Methods: We employed high-level ab initio calculations to study the reaction rate constants of the isomerization reactions. We used the canonical variational transition state theory with the multidimensional small curvature tunneling approximation in the temperature range of 10-400 K. Moreover, we used the spectrum obtained from the ALMA 3mm spectral survey GUAPOS (GUAPOS: G31 Unbiased ALMA sPectral Observational Survey), with a spectral resolution of ~0.488 MHz and an angular resolution of 1.''2×1.''2 (~4500 au), to derive column densities of HCOOH and HC(O)SH towards G31.41+0.31.
Results: Our results demonstrate that these isomerizations are viable in the conditions of the ISM due to ground-state tunneling effects, which allow the system to reach the thermodynamic equilibrium at moderately low temperatures. At very low temperatures (T_kin ~ 10 K), the reaction rate constants for the cis-to-trans isomerizations are very small, which implies that the cis isomers should not be formed under cold ISM conditions. This is in disagreement with observations of the cis/trans isomers of HCOOH in cold cores where the cis isomer is found to be ~5-6% the trans isomer.
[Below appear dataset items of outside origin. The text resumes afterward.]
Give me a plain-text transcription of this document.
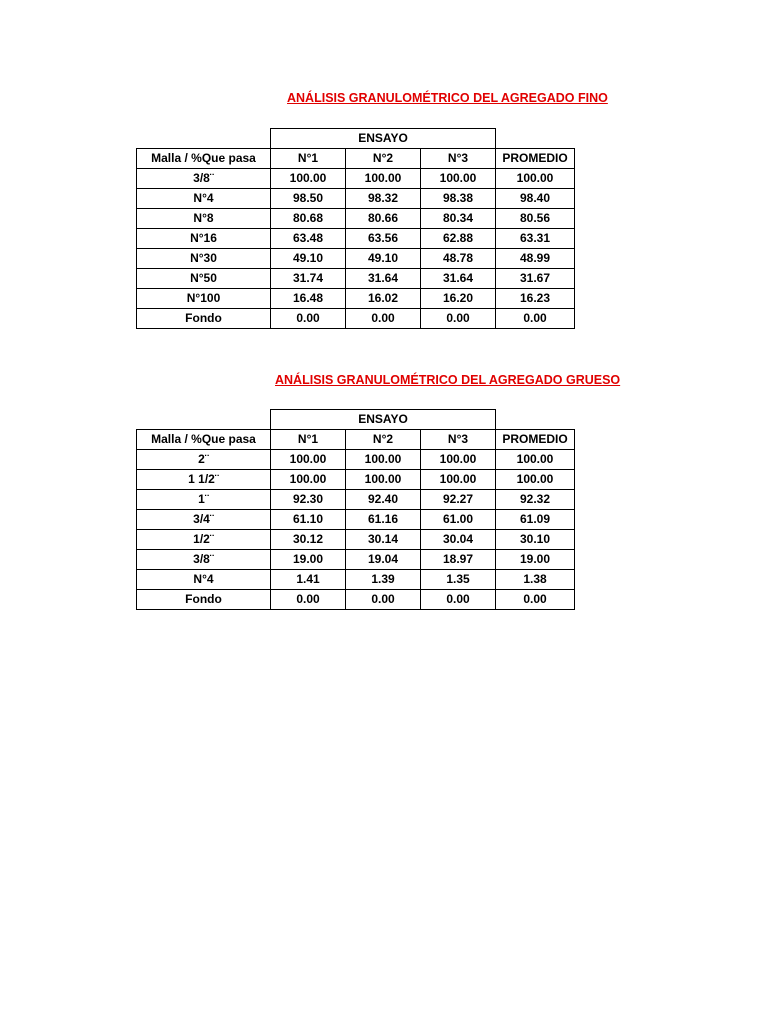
ANÁLISIS GRANULOMÉTRICO DEL AGREGADO FINO
	ENSAYO			
Malla / %Que pasa	N°1	N°2	N°3	PROMEDIO
3/8¨	100.00	100.00	100.00	100.00
N°4	98.50	98.32	98.38	98.40
N°8	80.68	80.66	80.34	80.56
N°16	63.48	63.56	62.88	63.31
N°30	49.10	49.10	48.78	48.99
N°50	31.74	31.64	31.64	31.67
N°100	16.48	16.02	16.20	16.23
Fondo	0.00	0.00	0.00	0.00
ANÁLISIS GRANULOMÉTRICO DEL AGREGADO GRUESO
	ENSAYO			
Malla / %Que pasa	N°1	N°2	N°3	PROMEDIO
2¨	100.00	100.00	100.00	100.00
1 1/2¨	100.00	100.00	100.00	100.00
1¨	92.30	92.40	92.27	92.32
3/4¨	61.10	61.16	61.00	61.09
1/2¨	30.12	30.14	30.04	30.10
3/8¨	19.00	19.04	18.97	19.00
N°4	1.41	1.39	1.35	1.38
Fondo	0.00	0.00	0.00	0.00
At high temperatures (~150-300 K), our theoretical data not only match the observed behavior of the trans/cis abundance ratios for HCOOH (the cis form is undetected), but they support our tentative detection of the trans and - for the first time in the insterstellar medium - the cis isomer of HC(O)SH towards the hot molecular core G31.41+0.31 (with a measured trans/cis abundance ratio of ~3.7).
Conclusions: While the trans/cis ratio for HC(O)SH in the ISM depends on the relative stability of the isomers, the trans/cis ratio for HCOOH cannot be explained by isomerization, and is determined by other competitive chemical processes.